Sin embargo, en la práctica semejantes políticos magnates tienen sus propios intereses y satisfacciones que perseguir. Berlusconi dirigió, en efecto, a Italia como sus empresas: como un feudo privado, ascendiendo a sus amiguetes, intimidando a los críticos y pagando grandes sumas de dinero a cambio de una devoción esclava, y, dos años después del terremoto de L’Aquila, ocurrido en 2009 y que mató a centenares de personas, no se ha hecho gran cosa para reconstruir la ciudad, pese a un torbellino inicial de trucos publicitarios en los que se mostraba a Berlusconi tocado con casco de bombero y encargándose personalmente del asunto.

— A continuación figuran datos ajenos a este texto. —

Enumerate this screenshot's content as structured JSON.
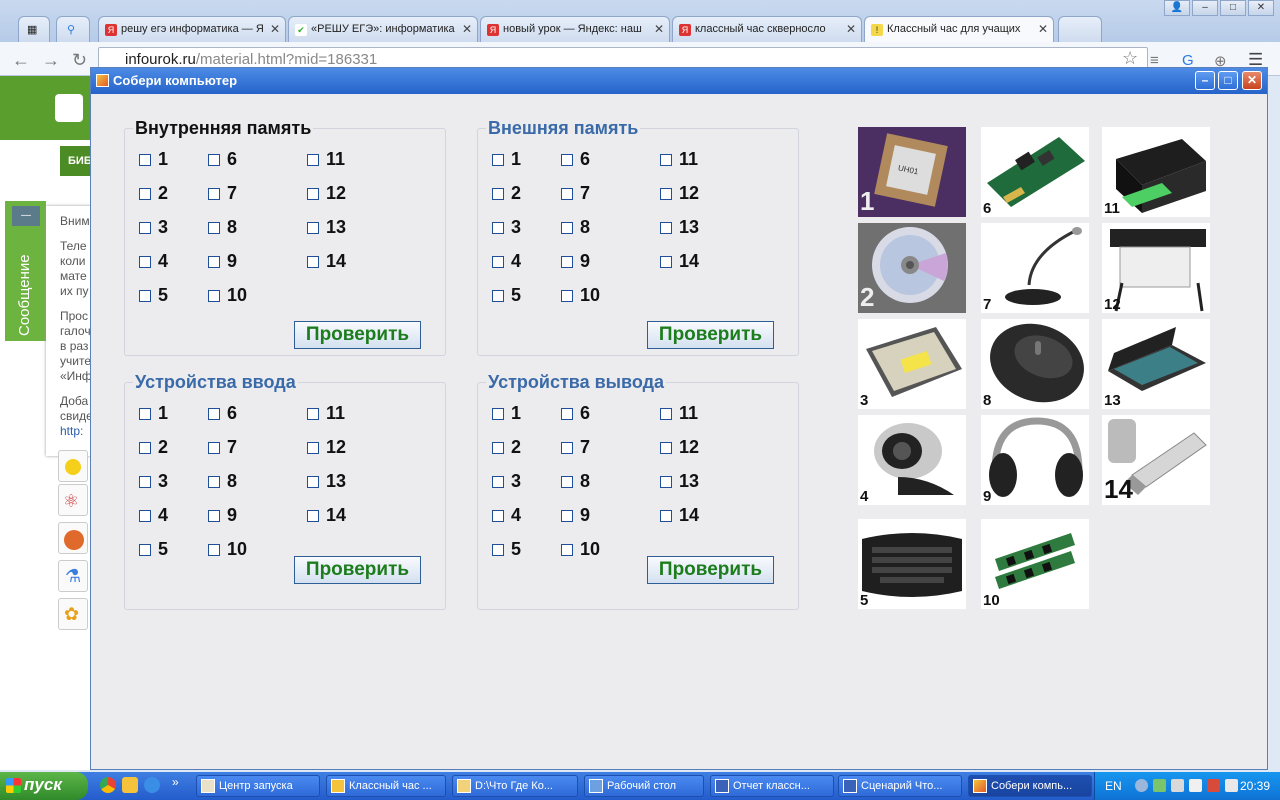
{
  "browser": {
    "tabs": [
      {
        "label": "решу егэ информатика — Я",
        "icon": "yandex-icon"
      },
      {
        "label": "«РЕШУ ЕГЭ»: информатика",
        "icon": "check-icon"
      },
      {
        "label": "новый урок — Яндекс: наш",
        "icon": "yandex-icon"
      },
      {
        "label": "классный час скверносло",
        "icon": "yandex-icon"
      },
      {
        "label": "Классный час для учащих",
        "icon": "page-icon"
      }
    ],
    "url_host": "infourok.ru",
    "url_path": "/material.html?mid=186331"
  },
  "background_page": {
    "nav_label": "БИБ",
    "message_tab": "Сообщение",
    "notice_lines": [
      "Вним",
      "",
      "Теле",
      "коли",
      "мате",
      "их пу",
      "",
      "Прос",
      "галоч",
      "в раз",
      "учите",
      "«Инф",
      "",
      "Доба",
      "свиде",
      "http:"
    ]
  },
  "app": {
    "title": "Собери компьютер",
    "check_label": "Проверить",
    "panels": [
      {
        "title": "Внутренняя память",
        "title_style": "dark",
        "numbers": [
          1,
          2,
          3,
          4,
          5,
          6,
          7,
          8,
          9,
          10,
          11,
          12,
          13,
          14
        ]
      },
      {
        "title": "Внешняя память",
        "title_style": "blue",
        "numbers": [
          1,
          2,
          3,
          4,
          5,
          6,
          7,
          8,
          9,
          10,
          11,
          12,
          13,
          14
        ]
      },
      {
        "title": "Устройства ввода",
        "title_style": "blue",
        "numbers": [
          1,
          2,
          3,
          4,
          5,
          6,
          7,
          8,
          9,
          10,
          11,
          12,
          13,
          14
        ]
      },
      {
        "title": "Устройства вывода",
        "title_style": "blue",
        "numbers": [
          1,
          2,
          3,
          4,
          5,
          6,
          7,
          8,
          9,
          10,
          11,
          12,
          13,
          14
        ]
      }
    ],
    "tiles": [
      {
        "num": "1",
        "device": "processor-chip-image"
      },
      {
        "num": "2",
        "device": "cd-disc-image"
      },
      {
        "num": "3",
        "device": "hard-drive-image"
      },
      {
        "num": "4",
        "device": "webcam-image"
      },
      {
        "num": "5",
        "device": "keyboard-image"
      },
      {
        "num": "6",
        "device": "network-card-image"
      },
      {
        "num": "7",
        "device": "microphone-image"
      },
      {
        "num": "8",
        "device": "mouse-image"
      },
      {
        "num": "9",
        "device": "headphones-image"
      },
      {
        "num": "10",
        "device": "ram-modules-image"
      },
      {
        "num": "11",
        "device": "printer-image"
      },
      {
        "num": "12",
        "device": "plotter-image"
      },
      {
        "num": "13",
        "device": "scanner-image"
      },
      {
        "num": "14",
        "device": "usb-flash-drive-image"
      }
    ]
  },
  "taskbar": {
    "start_label": "пуск",
    "tasks": [
      {
        "label": "Центр запуска"
      },
      {
        "label": "Классный час ..."
      },
      {
        "label": "D:\\Что Где Ко..."
      },
      {
        "label": "Рабочий стол"
      },
      {
        "label": "Отчет классн..."
      },
      {
        "label": "Сценарий Что..."
      },
      {
        "label": "Собери компь..."
      }
    ],
    "lang": "EN",
    "clock": "20:39"
  },
  "colors": {
    "title_blue": "#3a6aa8",
    "check_green": "#1d7d1d",
    "titlebar": "#2563c9",
    "taskbar": "#245ccc",
    "start_green": "#318a2a"
  }
}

¿Y qué decir de los más serios tecnócratas que dirigen la República Popular Leninista-capitalista de China? Con frecuencia se ha aclamado el “modelo chino”, que combina una economía capitalista con un gobierno autoritario, por considerarlo superior a los complicados y vacilantes procedimientos de las democracias liberales encaminados a la consecución de avenencias. Los dirigentes de China, al no tener que preocuparse por las elecciones, pueden permitirse el lujo de planificar a más largo plazo y hacer lo necesario sin verse obstaculizados por mezquinos intereses egoístas o una prensa crítica.

Esas disposiciones han posibilitado, en efecto, a China construir ciudades enteras en pocos años, además de trenes de alta velocidad, teatros de ópera, estadios, parques industriales, diques inmensos y demás. Muchas personas han salido de la pobreza y las que contaban con las conexiones políticas oportunas se han enriquecido inmensamente.

Pero la falta de transparencia de ese tipo de autocracia ha propiciado también una corrupción en masa y unos errores enormes, por no hablar de las señales en aumento de ruina ecológica. Los chinos que critican a su Gobierno o incluso quienes simplemente desean notificar errores o delitos son silenciados con mano dura: palizas en las comisarías de policía, sentencias de cárcel draconianas o incluso asesinatos.

Eso es lo que ha ocurrido a los padres que expresaron a las claras su ira por las escuelas mal construidas que se desplomaron con el terremoto de Sichuan y provocaron la muerte de sus hijos. Los niños murieron porque funcionarios locales corruptos habían permitido a los constructores enriquecerse utilizando materiales de construcción de calidad inferior.

Pese a sus fallos, un sistema en el que los funcionarios democráticamente elegidos deber rendir cuentas públicas y pueden ser destituidos mediante los votos sigue siendo preferible al gobierno de los magnates o los tecnócratas y a veces se hacen cambios radicales incluso en las democracias, aunque con frecuencia es necesaria una grave crisis para movilizar a los votantes tras un impulso colectivo en pro de reformas esenciales, como ocurrió con la Gran Depresión del decenio de 1930, que propició el advenimiento del Nuevo Trato de Franklin Roosevelt.

Tal vez el huracán Sandy sea un acicate para que los ciudadanos y los políticos de los EE.UU. se tomen en serio el cambio climático y apliquen las políticas públicas encaminadas a proteger las ciudades y zonas costeras americanas. De ser así, nuestra única esperanza es la de que esta crisis no haya llegado demasiado tarde.

Ian Buruma, profesor de Democracia, Derechos Humanos y Periodismo en el Bard College. Traducido del inglés por Carlos Manzano.